La Bce ha deciso di avviare il cosiddetto tapering, cioè la riduzione graduale dello stimolo monetario a opera di una banca centrale, passando da un acquisto mensile di 60 miliardi di euro a uno di 30.

Nel dicembre del 2013 la Fed statunitense iniziò a ridurre il proprio quantitative easing, fatto di acquisto mensile di titoli pari a 85 miliardi di dollari, per passare a 75 e poi azzerarsi definitivamente nell’ottobre 2014. L’anno seguente negli Usa ebbe inizio un incerto percorso di aumento dei tassi d’interesse a causa di una claudicante ripresa. Oggi inizia un possibile percorso di riallineamento dell’eurozona con le scelte dell’altra sponda dell’Atlantico. Anche in questo caso la prudenza è grande, in quanto contemporaneamente all’annuncio della riduzione del qe Mario Draghi ha confermato che i tassi resteranno a lungo intorno allo zero.

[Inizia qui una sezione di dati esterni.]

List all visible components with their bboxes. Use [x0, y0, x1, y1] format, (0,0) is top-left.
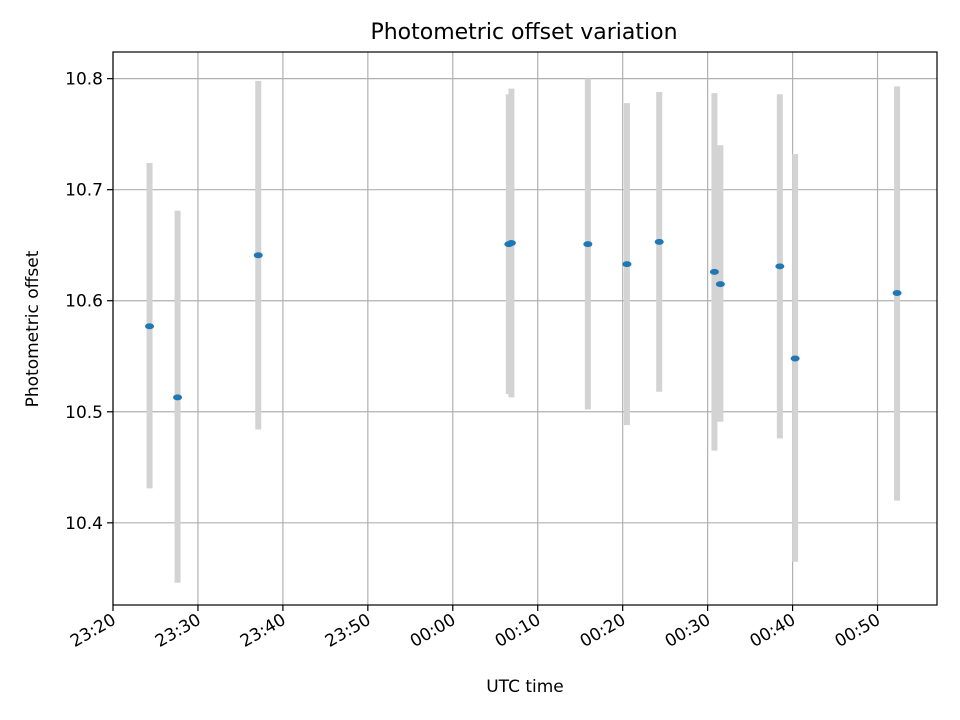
- y-tick-label: 10.5: [65, 403, 103, 423]
- data-point: [790, 355, 800, 362]
- y-tick-label: 10.4: [65, 514, 103, 534]
- x-axis-label: UTC time: [486, 677, 564, 697]
- data-point: [253, 252, 263, 259]
- chart-title: Photometric offset variation: [370, 20, 677, 45]
- data-point: [145, 323, 155, 330]
- y-axis-label: Photometric offset: [23, 250, 43, 407]
- data-point: [583, 241, 593, 248]
- data-point: [709, 268, 719, 275]
- data-point: [654, 238, 664, 245]
- y-tick-label: 10.7: [65, 181, 103, 201]
- data-point: [892, 289, 902, 296]
- y-axis-ticks: 10.4 10.5 10.6 10.7 10.8: [65, 70, 113, 534]
- data-point: [622, 261, 632, 268]
- y-tick-label: 10.8: [65, 70, 103, 90]
- data-point: [506, 239, 516, 246]
- data-point: [715, 281, 725, 288]
- data-point: [775, 263, 785, 270]
- data-points: [145, 238, 902, 401]
- grid: [112, 52, 937, 605]
- y-tick-label: 10.6: [65, 292, 103, 312]
- data-point: [173, 394, 183, 401]
- plot-frame: [112, 51, 938, 606]
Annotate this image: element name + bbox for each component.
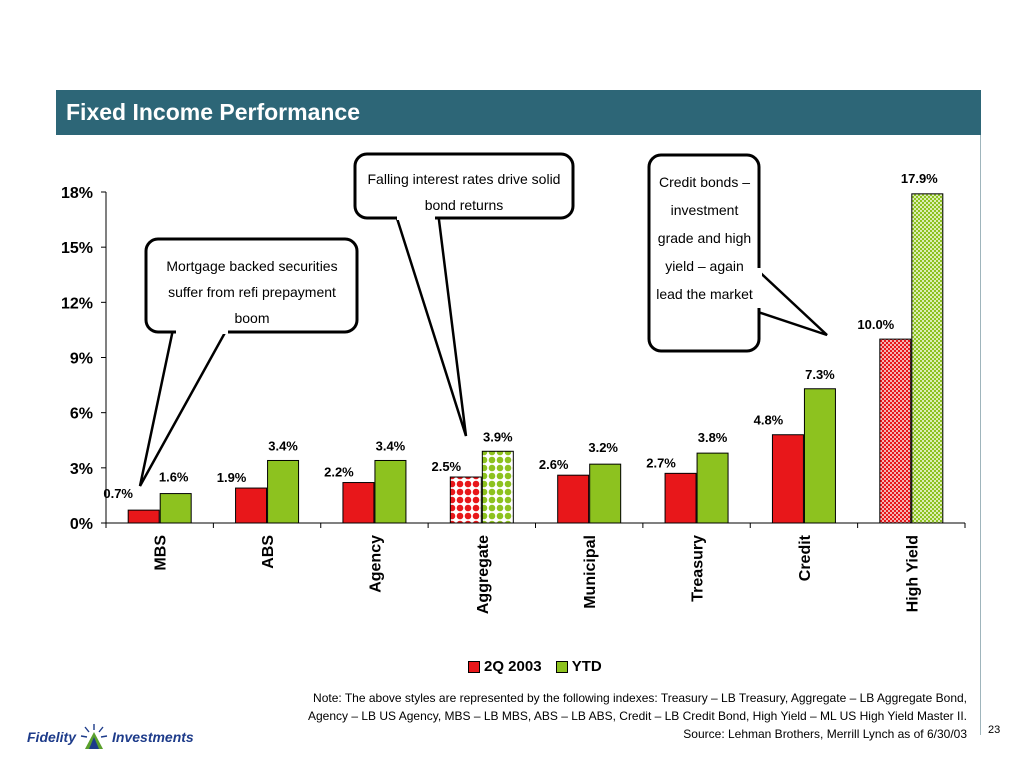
value-label-2q2003: 2.6% [539,457,569,472]
legend-item-ytd: YTD [555,658,602,675]
bar-ytd [696,452,729,524]
callout-credit [647,153,828,353]
value-label-ytd: 3.4% [376,438,406,453]
bar-ytd [803,388,836,524]
y-tick-label: 18% [61,185,93,202]
legend-label-ytd: YTD [571,658,602,675]
value-label-2q2003: 0.7% [103,486,133,501]
value-label-2q2003: 2.5% [431,459,461,474]
bar-2q2003 [342,482,375,524]
slide-title: Fixed Income Performance [66,99,360,125]
pyramid-logo-icon [80,723,109,751]
callout-mortgage-text: Mortgage backed securities suffer from r… [166,258,338,326]
logo-text-fidelity: Fidelity [27,729,77,745]
callout-falling-rates-text: Falling interest rates drive solid bond … [367,171,561,213]
legend-swatch-2q2003 [468,660,480,673]
callout-mortgage [138,237,359,487]
value-label-2q2003: 10.0% [857,317,894,332]
fidelity-logo: Fidelity Investments [27,722,194,752]
value-label-2q2003: 2.7% [646,455,676,470]
category-label: MBS [153,535,170,571]
bar-ytd [159,493,192,524]
bar-2q2003 [771,434,804,524]
category-label: Municipal [582,535,599,609]
source-line: Source: Lehman Brothers, Merrill Lynch a… [683,727,967,741]
value-label-ytd: 17.9% [901,171,938,186]
bar-ytd [267,459,300,524]
legend-label-2q2003: 2Q 2003 [484,658,542,675]
title-bar: Fixed Income Performance [56,90,981,135]
value-label-ytd: 3.9% [483,429,513,444]
value-label-ytd: 3.8% [698,430,728,445]
category-label: Aggregate [475,535,492,614]
bar-ytd [481,450,514,524]
bar-2q2003 [879,338,912,524]
value-label-ytd: 3.4% [268,438,298,453]
logo-text-investments: Investments [112,729,194,745]
y-tick-label: 12% [61,295,93,312]
callout-credit-text: Credit bonds – investment grade and high… [656,174,753,302]
footnote-line-2: Agency – LB US Agency, MBS – LB MBS, ABS… [308,709,967,723]
category-label: Treasury [690,535,707,602]
footnote-line-1: Note: The above styles are represented b… [313,691,967,705]
value-label-2q2003: 4.8% [754,413,784,428]
bar-2q2003 [235,487,268,524]
value-label-2q2003: 2.2% [324,465,354,480]
right-border-rule [980,135,981,735]
category-label: Credit [797,534,814,581]
footnote: Note: The above styles are represented b… [107,689,967,743]
y-tick-label: 15% [61,240,93,257]
bar-2q2003 [127,509,160,524]
y-tick-label: 3% [70,461,93,478]
bar-2q2003 [449,476,482,524]
y-tick-label: 0% [70,516,93,533]
value-label-ytd: 1.6% [159,470,189,485]
page-number: 23 [988,724,1001,736]
bar-ytd [911,193,944,524]
y-tick-label: 6% [70,406,93,423]
category-label: ABS [260,535,277,569]
value-label-ytd: 7.3% [805,367,835,382]
category-label: High Yield [904,535,921,612]
bar-ytd [374,459,407,524]
category-label: Agency [367,535,384,593]
bar-2q2003 [664,472,697,524]
callout-falling-rates [353,152,575,437]
value-label-ytd: 3.2% [588,440,618,455]
bar-ytd [589,463,622,524]
bar-2q2003 [557,474,590,524]
y-tick-label: 9% [70,351,93,368]
legend-item-2q2003: 2Q 2003 [468,658,542,675]
legend: 2Q 2003 YTD [468,658,612,677]
value-label-2q2003: 1.9% [217,470,247,485]
legend-swatch-ytd [555,660,568,673]
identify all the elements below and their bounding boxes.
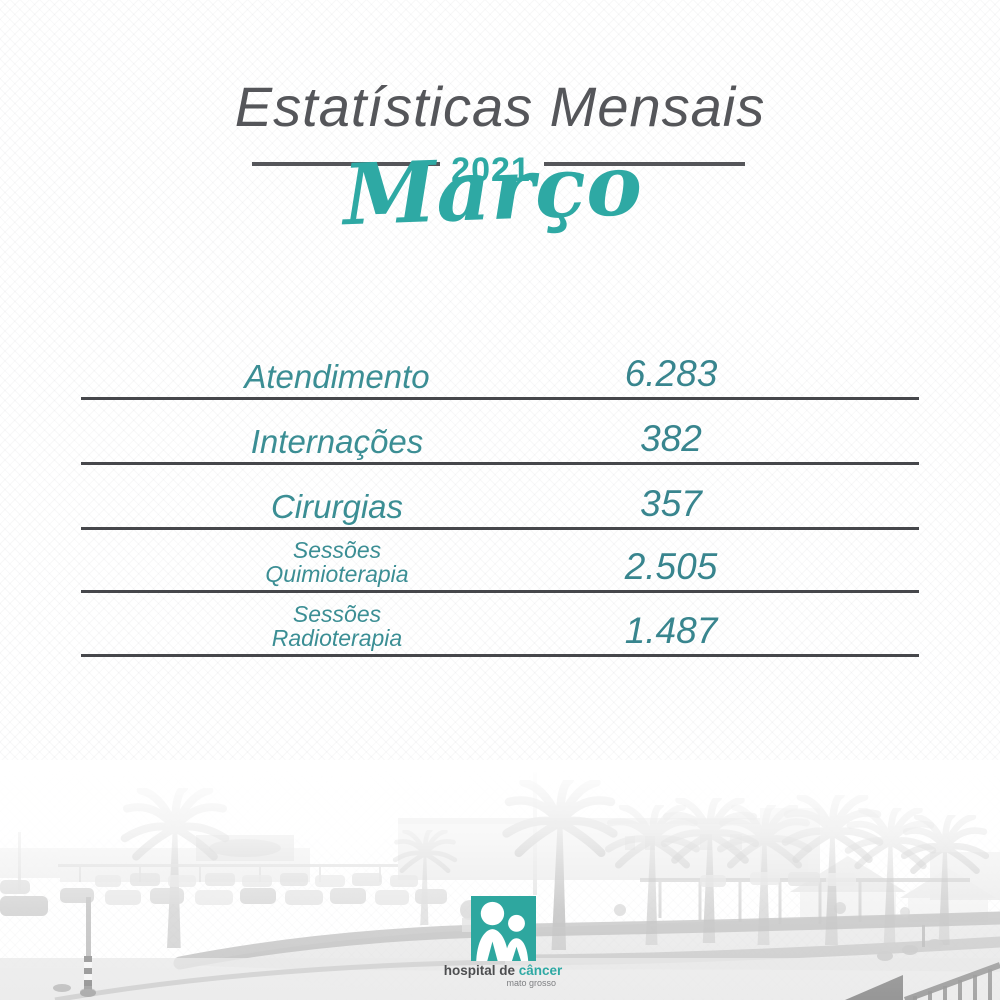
stat-label: Atendimento	[244, 358, 430, 396]
stat-value: 2.505	[624, 546, 718, 587]
hospital-logo: hospital de câncer mato grosso	[430, 896, 576, 988]
hospital-logo-name: hospital de câncer	[443, 963, 563, 978]
stat-value: 382	[640, 418, 702, 459]
stat-row-sessoes-radioterapia: Sessões Radioterapia 1.487	[81, 601, 919, 657]
stat-row-cirurgias: Cirurgias 357	[81, 483, 919, 530]
divider-line-left	[252, 162, 440, 166]
stat-label: Cirurgias	[270, 488, 404, 526]
stat-label: Sessões Quimioterapia	[265, 537, 409, 587]
stat-value: 357	[640, 483, 702, 524]
year-label: 2021	[451, 151, 531, 189]
hospital-logo-subtitle: mato grosso	[506, 978, 556, 988]
stat-row-sessoes-quimioterapia: Sessões Quimioterapia 2.505	[81, 537, 919, 593]
stat-label: Sessões Radioterapia	[271, 601, 403, 651]
stat-row-atendimento: Atendimento 6.283	[81, 353, 919, 400]
divider-line-right	[544, 162, 745, 166]
stat-value: 1.487	[624, 610, 718, 651]
page-title: Estatísticas Mensais	[234, 75, 766, 138]
hospital-logo-mark-people-icon	[470, 896, 536, 961]
month-label: Março	[341, 134, 644, 245]
stat-row-internacoes: Internações 382	[81, 418, 919, 465]
hospital-photo-illustration	[0, 760, 1000, 1000]
stat-label: Internações	[250, 423, 424, 461]
stat-value: 6.283	[624, 353, 718, 394]
hospital-logo-name-highlight: câncer	[518, 963, 563, 978]
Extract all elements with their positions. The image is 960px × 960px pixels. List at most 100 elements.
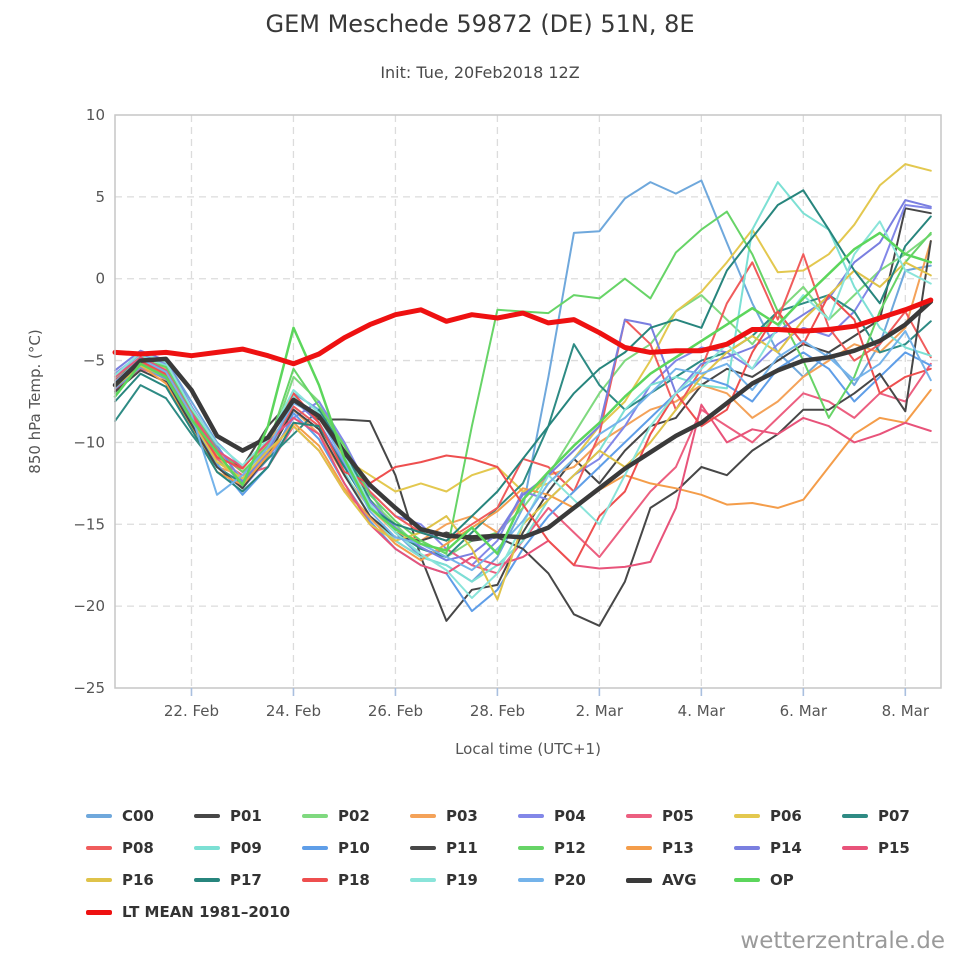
legend-label: P16 [122, 871, 154, 889]
legend-item-P13: P13 [626, 839, 734, 857]
x-axis-label: Local time (UTC+1) [455, 740, 601, 758]
series-line-P13 [114, 364, 932, 562]
legend-label: P07 [878, 807, 910, 825]
legend-label: P10 [338, 839, 370, 857]
legend-swatch-icon [626, 814, 652, 818]
legend-swatch-icon [86, 878, 112, 882]
legend-label: C00 [122, 807, 154, 825]
x-tick-label: 8. Mar [882, 702, 930, 720]
legend-row: P08 P09 P10 P11 P12 P13 P14 P15 [86, 832, 952, 864]
legend-label: P09 [230, 839, 262, 857]
series-line-P17 [114, 189, 932, 542]
legend-swatch-icon [842, 846, 868, 850]
series-line-P04 [114, 204, 932, 567]
legend-label: OP [770, 871, 794, 889]
legend-label: P20 [554, 871, 586, 889]
x-tick-label: 2. Mar [576, 702, 624, 720]
y-tick-label: −5 [83, 352, 105, 370]
y-tick-label: −25 [73, 679, 105, 697]
legend-item-P07: P07 [842, 807, 950, 825]
series-line-LT-MEAN-1981–2010 [112, 297, 934, 367]
x-tick-label: 6. Mar [780, 702, 828, 720]
legend-swatch-icon [302, 878, 328, 882]
legend-item-P15: P15 [842, 839, 950, 857]
y-tick-label: −20 [73, 597, 105, 615]
legend-swatch-icon [86, 814, 112, 818]
chart-title: GEM Meschede 59872 (DE) 51N, 8E [265, 10, 695, 38]
legend-label: P13 [662, 839, 694, 857]
legend-swatch-icon [302, 846, 328, 850]
legend-row: C00 P01 P02 P03 P04 P05 P06 P07 [86, 800, 952, 832]
legend-item-P04: P04 [518, 807, 626, 825]
legend-swatch-icon [194, 814, 220, 818]
legend-swatch-icon [86, 846, 112, 850]
legend-swatch-icon [518, 846, 544, 850]
legend-label: P04 [554, 807, 586, 825]
legend-swatch-icon [626, 846, 652, 850]
legend-item-P03: P03 [410, 807, 518, 825]
legend-swatch-icon [734, 814, 760, 818]
legend-swatch-icon [194, 878, 220, 882]
legend-item-P16: P16 [86, 871, 194, 889]
legend-swatch-icon [410, 846, 436, 850]
legend-swatch-icon [410, 878, 436, 882]
legend-label: P11 [446, 839, 478, 857]
legend-item-P14: P14 [734, 839, 842, 857]
legend-swatch-icon [626, 877, 652, 883]
legend-label: P05 [662, 807, 694, 825]
legend-label: P17 [230, 871, 262, 889]
x-tick-label: 28. Feb [470, 702, 525, 720]
legend-item-P01: P01 [194, 807, 302, 825]
forecast-chart: 22. Feb 24. Feb 26. Feb 28. Feb 2. Mar 4. Mar… [26, 106, 942, 758]
legend-label: P08 [122, 839, 154, 857]
legend-item-P05: P05 [626, 807, 734, 825]
series-line-P18 [114, 294, 932, 567]
legend-item-LT-MEAN-1981–2010: LT MEAN 1981–2010 [86, 903, 290, 921]
chart-init-subtitle: Init: Tue, 20Feb2018 12Z [380, 63, 580, 82]
legend-item-P17: P17 [194, 871, 302, 889]
legend-label: AVG [662, 871, 697, 889]
series-line-P08 [114, 253, 932, 542]
y-tick-label: 5 [95, 188, 105, 206]
legend-swatch-icon [734, 846, 760, 850]
y-tick-label: 0 [95, 270, 105, 288]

Inoltre la Bce si riserva di riattivare acquisti di titoli a fronte di un peggioramento del quadro economico. Il problema apparentemente resta la bassa inflazione, anche se in molti si domandano quanto un target vicino al 2% sia un obiettivo credibile ai tempi dell’economia digitale.

Tempi in cui la pressione sui prezzi è frutto anche della disarticolazione del lavoro, recentemente ben documentata da Emilio Reyneri su lavoce.info. Il sociologo spiega come con la ripresa il lavoro indipendente stia crollando mentre quello dipendente stia aumentando in maniera insolita sia nella variante a tempo

indeterminato sia in quella a tempo determinato. Indice della sua marginalizzazione e pauperizzazione. Le politiche monetarie accomodanti, però, hanno consentito di far ripartire un nuovo ciclo finanziario.

Secondo la Banca dei regolamenti internazionali dal 2008 all’inizio del 2017 nelle principali economie (Usa, Eurozona, Giappone) le attività detenute dalle rispettive Banche centrali sono passate da 4.600 miliardi di dollari a 12.900, con un incremento pari a 8.300 miliardi. Nel medesimo periodo nelle stesse economie il Pil nominale è cresciuto di soli 2.100 miliardi. Ciò significa che la differenza tra l’impegno delle Banche centrali e l’aumento della ricchezza prodotta è stato pari a 6.200 miliardi, una quantità di moneta riversatasi quasi esclusivamente nei mercati finanziari, con tutto quello che ne può conseguire in termini di distorsione dei prezzi e di aumento dei rischi.

Questi dati rilevano il carattere massicciamente artificiale delle politiche monetarie espansive e la loro prerogativa che consiste nel rinviare piuttosto che risolvere i dilemmi emersi.

C’è poi da considerare come la crescita sia ottenuta lungo l’arco di tempo della ripresa, un dato spesso sottovalutato dai sostenitori dell’opzione di rapido ritorno alle politiche monetarie tradizionali. Le economie del G7 sono cresciute complessivamente nel periodo 2010-2017 di appena l’1,8% annuo, mentre in uno stesso arco di tempo di 8 anni, durante le riprese degli anni Ottanta e Novanta, il rimbalzo medio era stato del 3,2%, quasi il doppio.

Appaiono chiare le difficoltà a perseguire una rapida stretta delle politiche monetarie. Difficoltà che si misurano con la necessità di attrezzarsi per la prossima crisi, che potrebbe persino essere il risultato delle attuali politiche accomodanti sul versante monetario. Un circolo vizioso che per ora allarma una ristretta cerchia di addetti ai lavori. La gran parte degli operatori invece resta inebriata dai continui record di Wall Street. Non c’è Trump che tenga, per ora, l’ascesa sembra infinita. Indubbiamente la nuova finanziarizzazione consente a un po’ di ricchezza di sgocciolare nell’economia, ma al prezzo di profonde sperequazioni sociali ed ecologiche. Tale processo favorisce una certa stabilità, almeno fino alla prossima bolla.

Che probabilmente non è dietro l’angolo, ma non cadiamo nell’affascinante adagio che suggerirebbe che non possa più esplodere.